Le stesse parole rinuncia e sacrificio* suscitano un’intensa avversione. Varie sono le cause all’origine di queste reazioni:
1. L’edonismo, e cioè il desiderio fondamentale per piacere desiderio di evitare la sofferenza, che sono innati nella natura umana.
2. L’enfasi esagerata messa in passato sul dovere sul sacrificio, e l’eccessiva insistenza sul valore della sofferenza, spesso per ragioni sbagliate o inutili.
3. Una concezione errata della libertà, che è stata interpretata come il diritto di seguire ogni impulso e di soddisfare ogni desiderio senza curarsi delle conseguenze per noi stessi e per gli altri, con una completa mancanza di controllo o di senso della responsabilità.
Da tutto questo viene il rifiuto più o meno cosciente di scegliere quando una scelta è chiaramente necessaria.
[…]
Scegliere è preferire e implica dunque rinunciare alle alternative, eliminarle.

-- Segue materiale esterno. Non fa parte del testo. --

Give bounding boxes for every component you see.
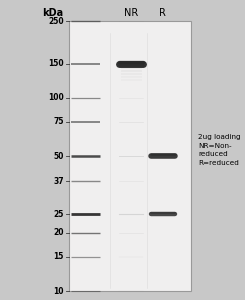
Text: kDa: kDa <box>43 8 64 19</box>
Text: 10: 10 <box>53 286 64 296</box>
Text: 25: 25 <box>53 210 64 219</box>
Text: 50: 50 <box>53 152 64 160</box>
Bar <box>69 21 191 291</box>
Text: 37: 37 <box>53 177 64 186</box>
Text: R: R <box>159 8 166 19</box>
Text: 250: 250 <box>48 16 64 26</box>
Text: 75: 75 <box>53 118 64 127</box>
Text: 100: 100 <box>48 93 64 102</box>
Text: NR: NR <box>124 8 138 19</box>
Text: 2ug loading
NR=Non-
reduced
R=reduced: 2ug loading NR=Non- reduced R=reduced <box>198 134 241 166</box>
Text: 150: 150 <box>48 59 64 68</box>
Text: 15: 15 <box>53 253 64 262</box>
Text: 20: 20 <box>53 228 64 237</box>
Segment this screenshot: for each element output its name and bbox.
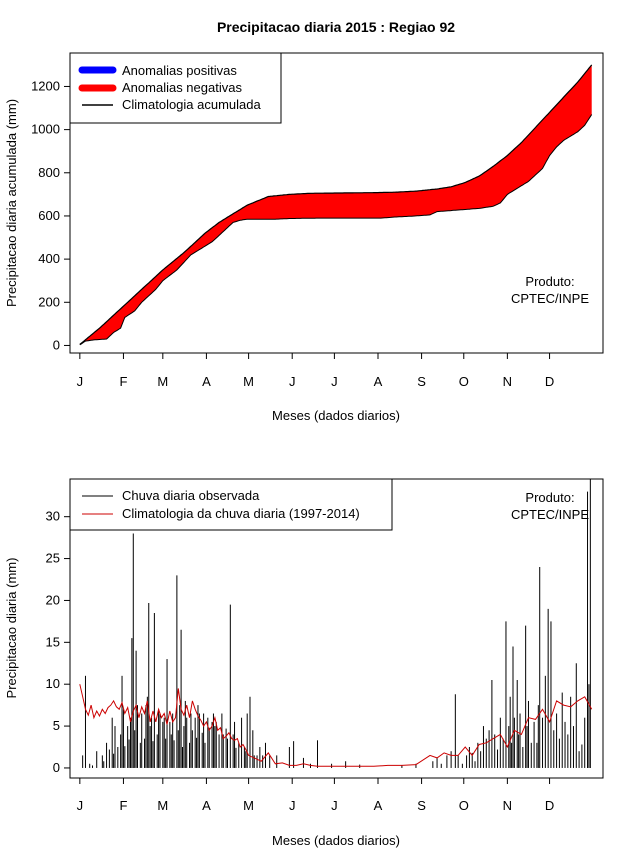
daily-x-tick-label: M <box>157 798 168 813</box>
cumulative-x-tick-label: J <box>77 374 84 389</box>
negative-anomaly-area <box>79 64 592 345</box>
cumulative-x-tick-label: N <box>503 374 512 389</box>
cumulative-x-tick-label: S <box>417 374 426 389</box>
legend-label-daily-climatology: Climatologia da chuva diaria (1997-2014) <box>122 506 360 521</box>
cumulative-legend: Anomalias positivas Anomalias negativas … <box>69 52 282 124</box>
daily-y-tick-label: 10 <box>46 676 60 691</box>
legend-label-climatology: Climatologia acumulada <box>122 97 262 112</box>
daily-y-tick-label: 0 <box>53 760 60 775</box>
daily-panel: 0 5 10 15 20 25 30 J F M A M J J A S O N D Chuva diaria ob… <box>4 478 604 848</box>
legend-label-positive: Anomalias positivas <box>122 63 237 78</box>
daily-x-tick-label: A <box>374 798 383 813</box>
legend-label-observed: Chuva diaria observada <box>122 488 260 503</box>
daily-y-tick-label: 20 <box>46 592 60 607</box>
cumulative-plot-frame <box>69 52 604 354</box>
climatology-cumulative-line <box>79 64 593 345</box>
daily-y-tick-label: 15 <box>46 634 60 649</box>
cumulative-panel: 0 200 400 600 800 1000 1200 J F M A M J J A S O N D Anomal… <box>4 52 604 423</box>
daily-annotation-line-2: CPTEC/INPE <box>511 507 589 522</box>
daily-y-tick-label: 5 <box>53 718 60 733</box>
cumulative-annotation-line-1: Produto: <box>525 274 574 289</box>
cumulative-x-tick-label: M <box>157 374 168 389</box>
daily-legend: Chuva diaria observada Climatologia da c… <box>69 478 393 531</box>
daily-climatology-line <box>79 684 593 767</box>
cumulative-y-axis-label: Precipitacao diaria acumulada (mm) <box>4 99 19 307</box>
cumulative-y-tick-label: 0 <box>53 337 60 352</box>
daily-x-axis-label: Meses (dados diarios) <box>272 833 400 848</box>
cumulative-x-tick-label: O <box>459 374 469 389</box>
cumulative-x-tick-label: J <box>331 374 338 389</box>
daily-x-tick-label: S <box>417 798 426 813</box>
cumulative-x-tick-label: A <box>202 374 211 389</box>
cumulative-x-axis-label: Meses (dados diarios) <box>272 408 400 423</box>
cumulative-annotation-line-2: CPTEC/INPE <box>511 291 589 306</box>
cumulative-y-tick-label: 200 <box>38 294 60 309</box>
cumulative-y-tick-label: 600 <box>38 208 60 223</box>
daily-x-tick-label: A <box>202 798 211 813</box>
daily-y-tick-label: 25 <box>46 551 60 566</box>
cumulative-y-tick-label: 800 <box>38 165 60 180</box>
daily-x-tick-label: D <box>545 798 554 813</box>
daily-y-tick-label: 30 <box>46 509 60 524</box>
daily-x-tick-label: J <box>77 798 84 813</box>
cumulative-x-tick-label: D <box>545 374 554 389</box>
daily-x-tick-label: J <box>289 798 296 813</box>
cumulative-x-tick-label: A <box>374 374 383 389</box>
legend-label-negative: Anomalias negativas <box>122 80 242 95</box>
daily-annotation-line-1: Produto: <box>525 490 574 505</box>
daily-x-tick-label: M <box>243 798 254 813</box>
cumulative-y-tick-label: 1000 <box>31 122 60 137</box>
cumulative-x-tick-label: F <box>119 374 127 389</box>
daily-x-tick-label: O <box>459 798 469 813</box>
daily-x-tick-label: N <box>503 798 512 813</box>
cumulative-x-tick-label: J <box>289 374 296 389</box>
cumulative-x-tick-label: M <box>243 374 254 389</box>
daily-x-tick-label: F <box>119 798 127 813</box>
cumulative-y-tick-label: 400 <box>38 251 60 266</box>
daily-y-axis-label: Precipitacao diaria (mm) <box>4 558 19 699</box>
daily-x-tick-label: J <box>331 798 338 813</box>
chart-title: Precipitacao diaria 2015 : Regiao 92 <box>217 19 455 35</box>
observed-cumulative-line <box>79 114 593 346</box>
daily-legend-box <box>69 478 393 531</box>
cumulative-y-tick-label: 1200 <box>31 78 60 93</box>
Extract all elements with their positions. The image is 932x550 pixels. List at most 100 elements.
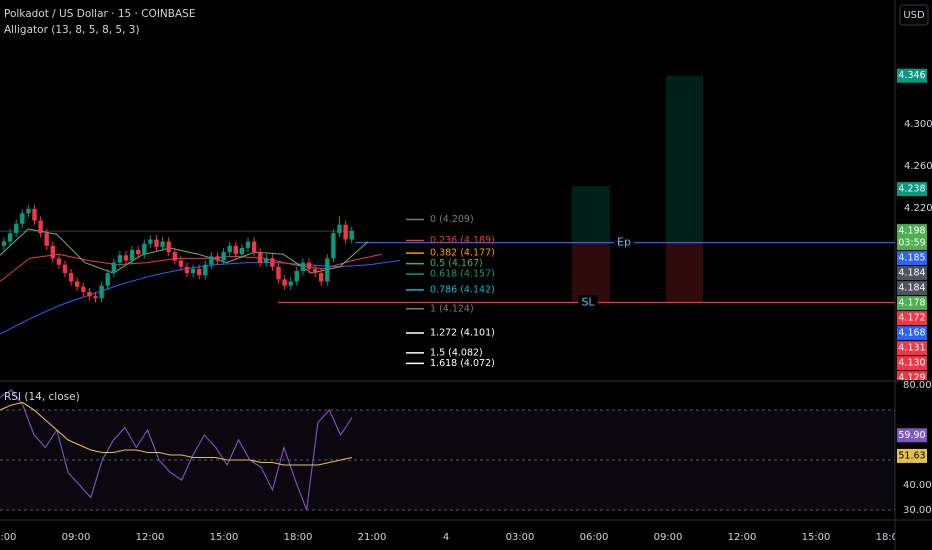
fib-label: 0.786 (4.142) <box>430 284 495 295</box>
price-badge <box>897 371 927 380</box>
candle-body <box>337 224 342 234</box>
price-badge-label: 4.198 <box>898 226 925 237</box>
candle-body <box>117 255 123 263</box>
fib-label: 1 (4.124) <box>430 303 474 314</box>
price-badge <box>897 266 927 281</box>
candle-body <box>105 273 110 286</box>
time-tick-label: 18:00 <box>284 532 313 543</box>
price-badge <box>897 68 927 83</box>
candle-body <box>142 243 147 255</box>
candle-body <box>68 273 74 282</box>
take-profit-zone <box>666 75 703 243</box>
price-tick-label: 4.260 <box>904 161 932 172</box>
candle-body <box>1 241 7 246</box>
price-badge-label: 4.130 <box>898 358 925 369</box>
candle-body <box>123 255 129 261</box>
time-tick-label: 15:00 <box>802 532 831 543</box>
fib-label: 0.5 (4.167) <box>430 258 483 269</box>
candle-body <box>227 245 232 253</box>
currency-button[interactable] <box>899 4 929 26</box>
candle-body <box>343 224 348 240</box>
time-tick-label: 06:00 <box>0 532 16 543</box>
candle-body <box>44 233 49 246</box>
time-axis: 06:00 09:00 12:00 15:00 18:00 21:00 4 03:00 06:0… <box>0 532 905 543</box>
rsi-tick-label: 80.00 <box>903 380 932 391</box>
price-badge-label: 4.184 <box>898 268 925 279</box>
price-badge <box>897 182 927 197</box>
candle-body <box>111 262 116 274</box>
candle-body <box>276 266 281 280</box>
price-badge <box>897 296 927 311</box>
alligator-line <box>0 253 383 282</box>
fib-label: 0 (4.209) <box>430 214 474 225</box>
price-tick-label: 4.220 <box>904 203 932 214</box>
candle-body <box>166 241 171 253</box>
price-tick-label: 4.300 <box>904 119 932 130</box>
take-profit-zone <box>572 185 610 243</box>
time-tick-label: 18:00 <box>876 532 905 543</box>
price-badge <box>897 341 927 356</box>
rsi-line <box>0 389 353 511</box>
rsi-tick-label: 30.00 <box>903 505 932 516</box>
candle-body <box>221 252 226 261</box>
line-label: SL <box>581 296 595 309</box>
time-tick-label: 12:00 <box>136 532 165 543</box>
rsi-ma-line <box>0 401 353 466</box>
rsi-legend: RSI (14, close) <box>4 391 80 403</box>
time-tick-label: 15:00 <box>210 532 239 543</box>
candle-body <box>245 241 251 248</box>
candle-body <box>197 268 202 276</box>
rsi-pane <box>0 389 895 511</box>
currency-label[interactable]: USD <box>903 10 925 21</box>
indicator-legend: Alligator (13, 8, 5, 8, 5, 3) <box>4 24 140 36</box>
candle-body <box>154 239 159 247</box>
candle-body <box>312 268 318 274</box>
price-badge <box>897 224 927 251</box>
candle-body <box>38 220 43 234</box>
candle-body <box>239 247 245 255</box>
line-label-bg <box>578 295 598 310</box>
rsi-badge <box>897 448 927 463</box>
candle-body <box>349 231 354 240</box>
candle-body <box>26 209 31 214</box>
price-badge <box>897 326 927 341</box>
time-tick-label: 03:00 <box>506 532 535 543</box>
countdown-label: 03:59 <box>898 238 925 249</box>
candle-body <box>331 233 336 259</box>
fib-label: 0.618 (4.157) <box>430 269 495 280</box>
line-label-bg <box>614 235 634 250</box>
candle-body <box>184 266 190 274</box>
candle-body <box>190 268 196 274</box>
price-badge <box>897 311 927 326</box>
candle-body <box>87 292 92 297</box>
stop-loss-zone <box>572 242 610 303</box>
candle-body <box>14 223 19 234</box>
fib-label: 1.618 (4.072) <box>430 358 495 369</box>
rsi-tick-label: 40.00 <box>903 480 932 491</box>
candle-body <box>258 252 263 263</box>
candle-body <box>325 258 330 282</box>
candle-body <box>62 264 68 274</box>
fib-label: 1.5 (4.082) <box>430 347 483 358</box>
time-tick-label: 12:00 <box>728 532 757 543</box>
candle-body <box>81 286 86 292</box>
fib-label: 0.236 (4.189) <box>430 235 495 246</box>
price-badge <box>897 281 927 296</box>
candle-body <box>270 258 275 267</box>
candle-body <box>148 239 153 244</box>
fib-label: 1.272 (4.101) <box>430 327 495 338</box>
candle-body <box>50 245 55 259</box>
candle-body <box>32 209 37 221</box>
price-badge-label: 4.184 <box>898 283 925 294</box>
price-badge-label: 4.185 <box>898 253 925 264</box>
candle-body <box>178 260 184 267</box>
candle-body <box>282 279 287 286</box>
candle-body <box>7 233 13 242</box>
time-tick-label: 4 <box>443 532 449 543</box>
stop-loss-zone <box>666 242 703 303</box>
time-tick-label: 09:00 <box>654 532 683 543</box>
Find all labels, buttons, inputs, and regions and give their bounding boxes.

È importante anche realizzare che, se vogliamo raggiungere una meta a cui attribuiamo un valore, dobbiamo volere anche i mezzi per raggiungerla, per sgradevole dolorosi che possono essere.
* È interessante e chiarificatore comprendere che invece di significare un doloroso ascetismo autoimposto, la parola sacrificio significa “rendere santo” , “rendere sacro” (sacrum facere).